The same reasoning also applies to Washington D.C. As we can see from the right side of the time series plot, the overall trend of temperature follows the general trend of the number of rides in D.C., with a shape of “M”. This makes sense since people tend to ride more bikes when the weather is warm and vice versa. The general trend of wind speed seems random, but it reveals that the oscillations of wind speed is smaller around July 2011 and July 2012 than other dates. This corresponds to the peak of number of rides in D.C., which makes sense that people tend to ride more bikes when there is smaller wind speed.
Hence, from the time series plots above, we observe that people in Seoul and in D.C. seem to reveal the same riding habits that they tend to ride more bikes as the weather gets warmer and there is smaller wind speed and, conversely, they tend to ride less as it gets colder and the wind speed is large. This addresses an aspect of our second research question.
From our analysis above, we found that people in Seoul and in D.C. exhibit different patterns of use in using the shared bikes system. We found that people in Seoul tend to ride more bikes during non-holidays and people in D.C. tend to ride more during holidays. This might suggests that people in Seoul ride more shared bikes for getting to work whereas people in D.C. ride shared bikes more for leisure purposes.

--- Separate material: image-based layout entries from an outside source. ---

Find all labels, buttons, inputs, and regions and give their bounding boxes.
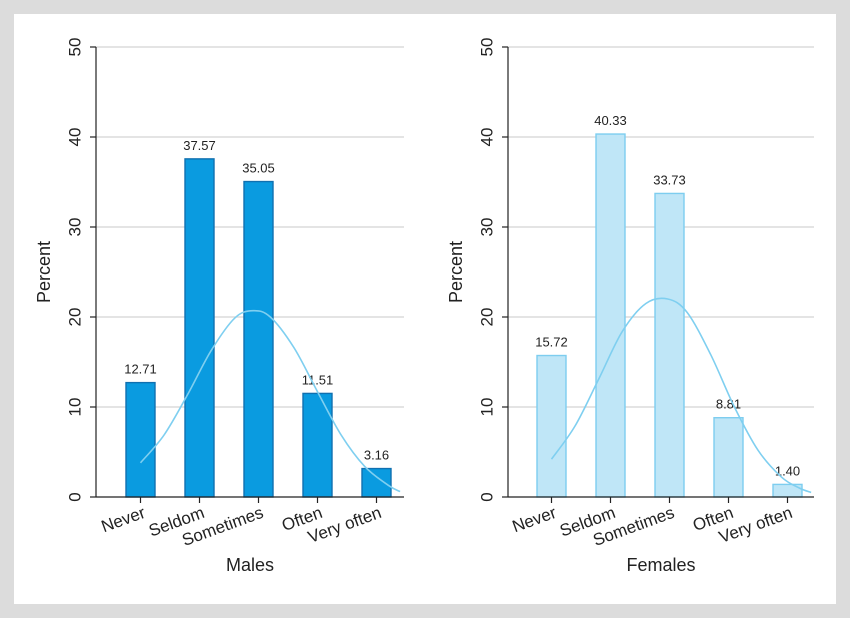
y-axis-title: Percent bbox=[34, 241, 54, 303]
density-curve bbox=[139, 309, 401, 493]
y-tick-label-30: 30 bbox=[65, 218, 84, 237]
y-tick-label-50: 50 bbox=[477, 38, 496, 57]
males-panel: 0 10 20 30 40 50 Percent 12.71 37.57 35.05 11.51 3.… bbox=[34, 38, 404, 575]
y-tick-label-20: 20 bbox=[477, 308, 496, 327]
y-tick-label-0: 0 bbox=[65, 492, 84, 501]
y-axis-title: Percent bbox=[446, 241, 466, 303]
data-label-seldom: 40.33 bbox=[594, 113, 627, 128]
data-label-never: 15.72 bbox=[535, 335, 568, 350]
bar-often bbox=[302, 392, 333, 498]
figure-svg: 0 10 20 30 40 50 Percent 12.71 37.57 35.05 11.51 3.… bbox=[34, 38, 814, 575]
density-curve bbox=[550, 297, 812, 494]
data-label-never: 12.71 bbox=[124, 362, 157, 377]
data-label-often: 8.81 bbox=[716, 397, 741, 412]
figure-frame: 0 10 20 30 40 50 Percent 12.71 37.57 35.05 11.51 3.… bbox=[14, 14, 836, 604]
y-tick-label-10: 10 bbox=[65, 398, 84, 417]
data-label-often: 11.51 bbox=[302, 372, 334, 387]
y-tick-label-30: 30 bbox=[477, 218, 496, 237]
bar-never bbox=[125, 381, 156, 498]
bar-often bbox=[713, 417, 744, 498]
bar-sometimes bbox=[243, 180, 274, 498]
y-tick-label-10: 10 bbox=[477, 398, 496, 417]
bar-seldom bbox=[595, 133, 626, 498]
data-label-very-often: 1.40 bbox=[775, 463, 800, 478]
females-panel: 0 10 20 30 40 50 Percent 15.72 40.33 33.73 8.81 1.4… bbox=[446, 38, 814, 575]
data-label-seldom: 37.57 bbox=[183, 138, 216, 153]
y-tick-label-0: 0 bbox=[477, 492, 496, 501]
data-label-sometimes: 33.73 bbox=[653, 172, 686, 187]
y-tick-label-40: 40 bbox=[65, 128, 84, 147]
bar-sometimes bbox=[654, 192, 685, 498]
y-tick-label-40: 40 bbox=[477, 128, 496, 147]
y-tick-label-50: 50 bbox=[65, 38, 84, 57]
x-tick-label-never: Never bbox=[510, 503, 559, 536]
data-label-very-often: 3.16 bbox=[364, 448, 389, 463]
data-label-sometimes: 35.05 bbox=[242, 161, 275, 176]
bar-seldom bbox=[184, 158, 215, 498]
x-tick-label-never: Never bbox=[99, 503, 148, 536]
x-axis-title: Females bbox=[626, 555, 695, 575]
y-tick-label-20: 20 bbox=[65, 308, 84, 327]
bar-never bbox=[536, 354, 567, 498]
x-axis-title: Males bbox=[226, 555, 274, 575]
bar-very-often bbox=[361, 467, 392, 498]
bar-very-often bbox=[772, 483, 803, 498]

We also found that weather conditions play significant roles in people’s frequency or rides. For example, no matter in Seoul or in D.C., people tend to ride more bikes as the weather gets warmer and there is less wind speed. We also develop a linear regression model between temperature and the number of rides for Seoul and D.C. which can be readily used in estimations and predictions.
We acknowledge that there is a lot of room for improvement for our research. Since we combine two totally separated datasets for Seoul and D.C. into one merged dataset, the sample sizes for both locations are not approximately equal. The original DC dataset includes two years of data from 2011 to 2012, leading to a larger sample size than Seoul. The Seoul dataset is also collected in 2018, which has a approximate 6 years of gap between the two datasets. However, we still think it is meaningful to compare and contrast the shared bike systems in Seoul and in D.C. and we indeed made some notable observations. In future research, we would like to gather datasets that include more variables, such as feedback from customers, which could be beneficial for text analysis.